言われてみれば城の設置と、強力な装備の出現のタイミングを考えれば、ダイスの言い分は筋が通っている。
俺のように特定の個人に勝つため、と考える方がおかしいのだ。
片手剣シューティングスターを首尾よく手に入れたら、攻城戦に参加する義務が発生しそうで怖い。
「しかし、今の俺にはフラワーに勝つことしか考えられない」
「別にいいんじゃないか? それで装備が充実すれば、戦力アップに繋がる」
「ふむ、そうか」
ダイスのこういう発想に、俺は常々感心させられる。
学校の成績が良いだけのことはある。
ゲーム中に、あまりリアルの事を考えたくないが。
「じゃあ、僕はそろそろ落ちるよ」
「ああ、おつかれ。
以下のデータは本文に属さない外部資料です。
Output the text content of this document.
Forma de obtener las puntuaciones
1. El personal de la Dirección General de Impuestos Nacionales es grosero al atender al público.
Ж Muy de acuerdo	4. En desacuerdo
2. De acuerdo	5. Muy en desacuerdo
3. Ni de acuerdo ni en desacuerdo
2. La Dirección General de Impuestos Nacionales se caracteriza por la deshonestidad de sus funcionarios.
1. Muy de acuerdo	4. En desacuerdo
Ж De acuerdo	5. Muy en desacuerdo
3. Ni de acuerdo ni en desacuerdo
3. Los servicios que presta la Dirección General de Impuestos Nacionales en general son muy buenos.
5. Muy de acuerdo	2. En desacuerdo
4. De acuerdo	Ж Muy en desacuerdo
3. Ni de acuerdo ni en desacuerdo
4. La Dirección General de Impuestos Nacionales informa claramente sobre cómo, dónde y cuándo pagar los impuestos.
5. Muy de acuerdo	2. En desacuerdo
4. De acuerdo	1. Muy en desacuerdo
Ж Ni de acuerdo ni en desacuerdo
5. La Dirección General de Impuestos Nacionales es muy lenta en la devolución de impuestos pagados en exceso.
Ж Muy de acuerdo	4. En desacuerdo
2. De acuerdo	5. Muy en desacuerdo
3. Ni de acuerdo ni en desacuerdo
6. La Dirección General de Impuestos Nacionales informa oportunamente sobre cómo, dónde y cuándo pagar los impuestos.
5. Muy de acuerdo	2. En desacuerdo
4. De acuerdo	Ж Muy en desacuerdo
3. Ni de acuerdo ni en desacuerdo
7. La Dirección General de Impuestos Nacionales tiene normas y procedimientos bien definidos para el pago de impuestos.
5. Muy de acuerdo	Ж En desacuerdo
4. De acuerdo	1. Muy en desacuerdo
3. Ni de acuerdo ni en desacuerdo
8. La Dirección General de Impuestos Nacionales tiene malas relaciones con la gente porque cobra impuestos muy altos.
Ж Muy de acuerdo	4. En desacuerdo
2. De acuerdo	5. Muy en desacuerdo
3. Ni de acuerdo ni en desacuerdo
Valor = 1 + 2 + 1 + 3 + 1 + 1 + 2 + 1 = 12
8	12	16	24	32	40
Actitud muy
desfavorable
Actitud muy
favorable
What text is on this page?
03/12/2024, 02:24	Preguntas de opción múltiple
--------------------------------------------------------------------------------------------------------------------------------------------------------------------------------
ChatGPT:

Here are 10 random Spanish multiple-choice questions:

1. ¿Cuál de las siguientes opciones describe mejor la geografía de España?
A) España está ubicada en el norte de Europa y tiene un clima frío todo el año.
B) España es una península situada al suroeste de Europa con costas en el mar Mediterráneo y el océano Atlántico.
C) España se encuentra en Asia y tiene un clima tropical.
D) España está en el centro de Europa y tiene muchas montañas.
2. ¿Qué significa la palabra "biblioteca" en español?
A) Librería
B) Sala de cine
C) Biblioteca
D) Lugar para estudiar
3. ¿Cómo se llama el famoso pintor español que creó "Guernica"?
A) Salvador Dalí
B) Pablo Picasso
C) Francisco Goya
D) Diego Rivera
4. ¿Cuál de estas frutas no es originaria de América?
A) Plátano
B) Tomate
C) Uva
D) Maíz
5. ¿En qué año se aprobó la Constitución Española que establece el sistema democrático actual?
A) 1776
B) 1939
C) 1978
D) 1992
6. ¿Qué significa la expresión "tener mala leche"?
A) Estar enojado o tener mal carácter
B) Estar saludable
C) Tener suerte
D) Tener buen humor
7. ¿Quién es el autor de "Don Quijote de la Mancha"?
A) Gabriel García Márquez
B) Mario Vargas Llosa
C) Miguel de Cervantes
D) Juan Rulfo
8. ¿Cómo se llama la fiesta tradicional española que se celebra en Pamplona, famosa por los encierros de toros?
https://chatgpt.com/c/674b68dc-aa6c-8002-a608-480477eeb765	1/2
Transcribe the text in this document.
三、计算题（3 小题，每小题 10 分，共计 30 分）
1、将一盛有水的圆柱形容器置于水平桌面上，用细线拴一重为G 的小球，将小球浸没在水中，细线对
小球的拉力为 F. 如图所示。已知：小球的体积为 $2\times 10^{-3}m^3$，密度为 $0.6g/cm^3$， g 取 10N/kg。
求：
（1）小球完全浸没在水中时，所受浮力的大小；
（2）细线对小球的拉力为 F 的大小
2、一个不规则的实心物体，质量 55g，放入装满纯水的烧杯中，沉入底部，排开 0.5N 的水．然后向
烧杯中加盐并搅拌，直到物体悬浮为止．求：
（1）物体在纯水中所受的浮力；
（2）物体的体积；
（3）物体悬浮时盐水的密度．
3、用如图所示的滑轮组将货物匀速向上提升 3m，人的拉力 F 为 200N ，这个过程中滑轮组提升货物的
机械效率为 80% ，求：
蘇生のお礼に、何か食事を送っておくよ」
俺は食事の合成スキルをを上げていた。
一番簡単に上がるし、それなりに需要があるからだ。
ダイスと別れたあと、俺はマップでメイアの位置を確認する。
すでに貧民街にいるようだ。
蘇生したばかりの俺は瀕死の状態で、動きが遅い。
街の中は安全圏で、モンスターやプレイヤーに襲われたりしないから、問題無いのだが。
「何で瀕死状態なのよ?」
合流したメイアの開口一番がこれである。
神聖魔法の使い手を探してはくれなかったのか。
ダイスが現れなかったら、ずっと俺は死んだままだったのか……。
「ギリギリで死んだ、もしくは死んだあとでアイテムが発動したみたい」
「あっはっは! 運が悪いねえ~!」
「いや、笑う所じゃないだろ」
誰のせいで、こうなったと思ってるんだ。
全く自覚のないメイアに、俺は非難の目を向ける。
「まあいいや。じゃあ、これ渡しておいで」
メイアは俺の目など気にする風でもなく、『花』を俺にトレードで渡した。
このまま睨んでいても無意味なので、クエストをクリアしに再び古臭い木造家屋に足を踏み入れる。
「婆ちゃん、これ」
よく考えれば無言でトレードすればいいのだが、俺は話しかけていた。
「おお、これじゃこれじゃ。よく見つけてくれたの。代わりに、これを持っておゆき」
老婆は俺に手を伸ばす。
その手に触れるとアイテムを入手できた。
田舎の在所で婆ちゃんからお年玉をもらったときのことを、俺は思い出してしまった。
堪えきれず、涙が溢れてしまう。
「お婆ちゃん……」
俺が語りかけても、返事はない。
当たり前だ。
しかし俺はその場に少しの間、思い出に浸りながら立ち尽くしたのだった。